Resulta imprescindible que se declare la emergencia laboral y en este marco obtener la prohibición de despidos y suspensiones hasta tanto dure la crisis, evitando así que nuevos contingentes se sumen a la desocupación y la pobreza. Complementariamente reducir la jornada de trabajo y repartir el trabajo existente para absorber la desocupación actual y que los trabajadores se beneficien de la mayor productividad alcanzada. Este mayor nivel de ocupación debiera ser acompañado de un incremento de los salarios y las jubilaciones mínimas y la universalización de un ingreso que contemple las necesidades de las familias desocupadas y los trabajadores informales sin protección alguna, junto con la eliminación del IVA a los productos de primera necesidad. Las empresas han tenido enormes tasas de ganancias en estos años y pueden absorber estos mayores costos, en todo caso debiera instrumentarse un sistema de auxilio para quienes demuestren dificultades económicas, pero deben computar que se obtendría una demanda genuina que se volcaría al mercado interno.
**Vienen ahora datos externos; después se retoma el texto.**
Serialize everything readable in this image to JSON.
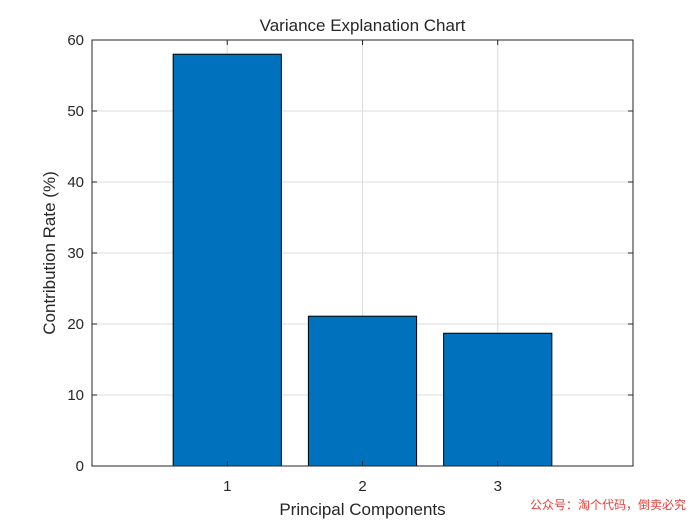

Sin dudas se plantearán problemas de financiamiento al Estado y esto requiere dar un vuelco en la actual regresividad de nuestra política tributaria. En lo inmediato es posible reestructurar la política de subsidios, gravar las rentas financieras, reponer el impuesto a la herencia, extender las retenciones a la actividad minera y petrolera, controlar a la banca e instrumentar una política que frene la fuga de capitales. Es apenas un programa de emergencia que marca una orientación distinta para salir de la crisis y abrir posibilidades para transformaciones más profundas. Los trabajadores y los sectores populares, sus organizaciones sindicales y sociales debieran tomar nota de la posible deriva de la crisis actual. Se corre el riesgo de que, como tantas otras veces, el dios mercado haga inevitable el ajuste
* Integrante del colectivo EDI-Economistas de Izquierda.